Что может быть желаннее хорошего комплимента от любимой подруги? Практически ничего. Если только еще одна чашечка горячего шоколада!
ГЛАВА 22
Манюня чистит помидоры, или Как папа дядю Игоря от депрессии лечил
С началом осени в нашем городке наступали беспокойные времена — в бакалее заканчивался сахар, огромные очереди к овощным прилавкам ввергали в ступор редкого иноземного туриста, чудом забредшего в наши края. Берд напоминал большой муравейник: люди озабоченно куда-то спешили, а к вечеру тащили домой большие коробки и мешки, набитые до отказа продуктами.

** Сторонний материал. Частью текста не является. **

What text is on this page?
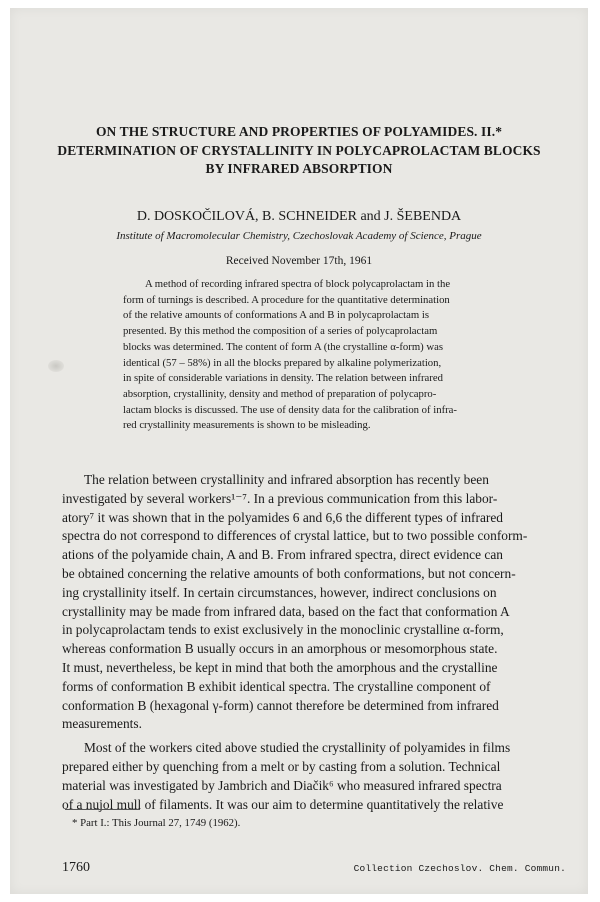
ON THE STRUCTURE AND PROPERTIES OF POLYAMIDES. II.*
DETERMINATION OF CRYSTALLINITY IN POLYCAPROLACTAM BLOCKS
BY INFRARED ABSORPTION
D. DOSKOČILOVÁ, B. SCHNEIDER and J. ŠEBENDA
Institute of Macromolecular Chemistry, Czechoslovak Academy of Science, Prague
Received November 17th, 1961
A method of recording infrared spectra of block polycaprolactam in the
form of turnings is described. A procedure for the quantitative determination
of the relative amounts of conformations A and B in polycaprolactam is
presented. By this method the composition of a series of polycaprolactam
blocks was determined. The content of form A (the crystalline α-form) was
identical (57 – 58%) in all the blocks prepared by alkaline polymerization,
in spite of considerable variations in density. The relation between infrared
absorption, crystallinity, density and method of preparation of polycapro-
lactam blocks is discussed. The use of density data for the calibration of infra-
red crystallinity measurements is shown to be misleading.
The relation between crystallinity and infrared absorption has recently been
investigated by several workers¹⁻⁷. In a previous communication from this labor-
atory⁷ it was shown that in the polyamides 6 and 6,6 the different types of infrared
spectra do not correspond to differences of crystal lattice, but to two possible conform-
ations of the polyamide chain, A and B. From infrared spectra, direct evidence can
be obtained concerning the relative amounts of both conformations, but not concern-
ing crystallinity itself. In certain circumstances, however, indirect conclusions on
crystallinity may be made from infrared data, based on the fact that conformation A
in polycaprolactam tends to exist exclusively in the monoclinic crystalline α-form,
whereas conformation B usually occurs in an amorphous or mesomorphous state.
It must, nevertheless, be kept in mind that both the amorphous and the crystalline
forms of conformation B exhibit identical spectra. The crystalline component of
conformation B (hexagonal γ-form) cannot therefore be determined from infrared
measurements.
Most of the workers cited above studied the crystallinity of polyamides in films
prepared either by quenching from a melt or by casting from a solution. Technical
material was investigated by Jambrich and Diačik⁶ who measured infrared spectra
of a nujol mull of filaments. It was our aim to determine quantitatively the relative
* Part I.: This Journal 27, 1749 (1962).
1760	Collection Czechoslov. Chem. Commun.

Объяснялось это светопреставление очень просто — измученный дефицитом советский люд делал запасы на зиму. Мужчины договаривались со знакомыми председателями колхозов и везли с полей добытые трофеи — мешки с картофелем, капустой, морковью и другим полезным подножным кормом. Женщины закатывали на зиму банки с баклажанной икрой, лечо и аджикой, варили разнообразные повидла, джемы и компоты. Из соседнего Красносельского района выдвигались молоканские гонцы — принимать заказы на соленья. Недельки через три они привозили шинкованную, припорошенную алыми ягодами брусники капусту, моченые яблоки, острые маринованные перчики и всякую другую вкуснотень.
Рослые, немногословные молокане, все как один в домотканых рубахах, в заправленных в высокие голенища сапог брюках, споро продавали привезенные соленья, принимали новые заказы и уже к вечеру уезжали обратно в Красносельск.
Осень свирепствовала изо всех сил — фруктовые сады и огороды плодоносили с таким остервенением, что у людей ум за разум заходил в постоянных раздумьях, на что бы еще пустить щедрые дары природы.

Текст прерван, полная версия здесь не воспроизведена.